The Tribunal’s analysis would therefore seemingly mean that any privilege in legal advice, or litigation materials, sent to Gmail or Outlook email addresses would be instantly waived and their materials disclosable. That would be likely to come as an unwelcome surprise to ordinary consumers, who are unlikely to invest in an enterprise email service to engage a lawyer to advise on their claim against a plumber, or assist with their divorce proceedings. The absurd implications suggest that the analysis is unlikely to be correct.
Secondly, those proficient with AI systems can mount ‘extraction attacks’ to recover fragments of the model’s training data, potentially including content from earlier sessions that has been incorporated into a later training run. In support of a claim by the New York Times against AI providers, the New York Times showed that it was possible to prompt an AI model in unusual ways and obtain a verbatim regurgitation of articles used in the training process. Researchers at Stanford University were able to obtain the same results with Harry Potter and the Philosopher’s Stone (albeit Americanised to the “Sorcerer’s” stone in the article).6
However, again, it would seem challenging to argue that “access in fact” was created by the creation of a potential vulnerability to an extraction attack. Even enterprise grade systems, which are supposedly the right ones to be used, are vulnerable to cyberattacks.

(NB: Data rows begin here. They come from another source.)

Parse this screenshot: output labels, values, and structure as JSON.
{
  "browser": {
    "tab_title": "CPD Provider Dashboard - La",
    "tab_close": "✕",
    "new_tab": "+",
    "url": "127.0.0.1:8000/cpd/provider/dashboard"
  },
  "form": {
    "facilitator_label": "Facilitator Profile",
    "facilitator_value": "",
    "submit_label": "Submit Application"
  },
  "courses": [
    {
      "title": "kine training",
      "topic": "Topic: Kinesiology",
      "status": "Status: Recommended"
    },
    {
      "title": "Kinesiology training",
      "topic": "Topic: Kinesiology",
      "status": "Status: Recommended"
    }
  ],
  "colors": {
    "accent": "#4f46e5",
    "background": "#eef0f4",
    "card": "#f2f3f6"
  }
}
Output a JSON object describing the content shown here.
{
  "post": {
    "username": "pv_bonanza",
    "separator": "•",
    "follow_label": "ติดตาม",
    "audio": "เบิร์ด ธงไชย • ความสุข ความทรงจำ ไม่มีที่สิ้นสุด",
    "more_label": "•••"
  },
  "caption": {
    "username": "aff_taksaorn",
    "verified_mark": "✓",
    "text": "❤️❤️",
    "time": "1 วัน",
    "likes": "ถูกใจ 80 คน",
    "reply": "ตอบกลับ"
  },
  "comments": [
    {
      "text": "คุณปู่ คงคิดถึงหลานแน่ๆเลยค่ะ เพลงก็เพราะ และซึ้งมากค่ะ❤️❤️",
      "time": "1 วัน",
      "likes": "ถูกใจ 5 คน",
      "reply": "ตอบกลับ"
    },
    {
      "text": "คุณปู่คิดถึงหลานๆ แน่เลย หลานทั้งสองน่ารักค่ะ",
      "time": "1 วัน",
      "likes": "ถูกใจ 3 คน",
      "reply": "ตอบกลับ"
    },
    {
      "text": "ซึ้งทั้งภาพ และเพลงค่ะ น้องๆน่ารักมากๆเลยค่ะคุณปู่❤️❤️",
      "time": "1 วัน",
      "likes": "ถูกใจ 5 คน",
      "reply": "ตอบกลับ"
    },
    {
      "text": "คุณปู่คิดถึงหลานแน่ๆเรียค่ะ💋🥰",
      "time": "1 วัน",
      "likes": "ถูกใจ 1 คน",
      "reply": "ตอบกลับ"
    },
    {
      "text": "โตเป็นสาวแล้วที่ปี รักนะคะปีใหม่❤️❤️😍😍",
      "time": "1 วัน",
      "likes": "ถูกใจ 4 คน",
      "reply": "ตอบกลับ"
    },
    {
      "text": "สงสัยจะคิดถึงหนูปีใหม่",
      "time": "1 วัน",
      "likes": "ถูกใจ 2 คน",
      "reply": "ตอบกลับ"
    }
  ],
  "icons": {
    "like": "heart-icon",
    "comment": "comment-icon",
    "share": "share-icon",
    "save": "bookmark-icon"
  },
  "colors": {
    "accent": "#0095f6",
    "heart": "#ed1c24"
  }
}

While the Upper Tribunal’s analysis seems to throw the baby out with the bathwater, the underlying argument is sound. Avoid providing confidential business secrets, including privileged materials to AI Platforms, or any other service, other than on terms which adequately preserve the confidentiality of the materials.
Conclusion
AI Platforms offer an opportunity for lawyers to perform work more efficiently, subject to adequate review of the work produced by Large Language Models. In-house lawyers, and companies, must ensure that this doesn’t trickle down and create a false sense of confidence in non-legally trained employees/stakeholders, who will not be well placed to judge whether AI advice is plausible.
The application of considerations concerning privilege and AI Platforms is not settled. While it seems unlikely conversations with a chat bot will give rise to privilege, and users should be counselled to avoid giving sensitive information accordingly, the decision concerning waiver in Munir appears to go too far. That being said, companies and firms should also ensure that best practices are adopted and confidential/privileged information only provided to third parties on terms that confidence is adequately preserved.
1 Kosmyna et al (currently only published in pre-print), Your Brain on ChatGPT: Accumulation of Cognitive Debt when Using an AI Assistant for Essay Writing Task
2 Despite ¼ of the world’s population not having access to clean water, it is estimated that AI data centres will shortly consume more than 6 x more water than the sovereign nation of Denmark. Li, Pengfei, et al. “Making ai less' thirsty'.” Communications of the ACM 68.7 (2025): 54-61.
3 The concept of the transformer was first conceived of by Google engineers in June 2017 and permitted a huge leap beyond the recurrent neural networks which preceded them. Transformers include an “attention mechanism” allowing them to analyse the relationship between different tokens in a string in parallel.
4 Per the CEO of Anthropic, Dario Amodei. https://darioamodei.com/post/on-deepseek-and-export-controls
5 R v Derby Magistrates’ Court Ex parte B [1996] 1 AC 487, per Lord Taylor
6 Ahmed, A., Cooper, A. F., Koyejo, S., & Liang, P. (2026). Extracting books from production language models. arXiv preprint arXiv:2601.02671.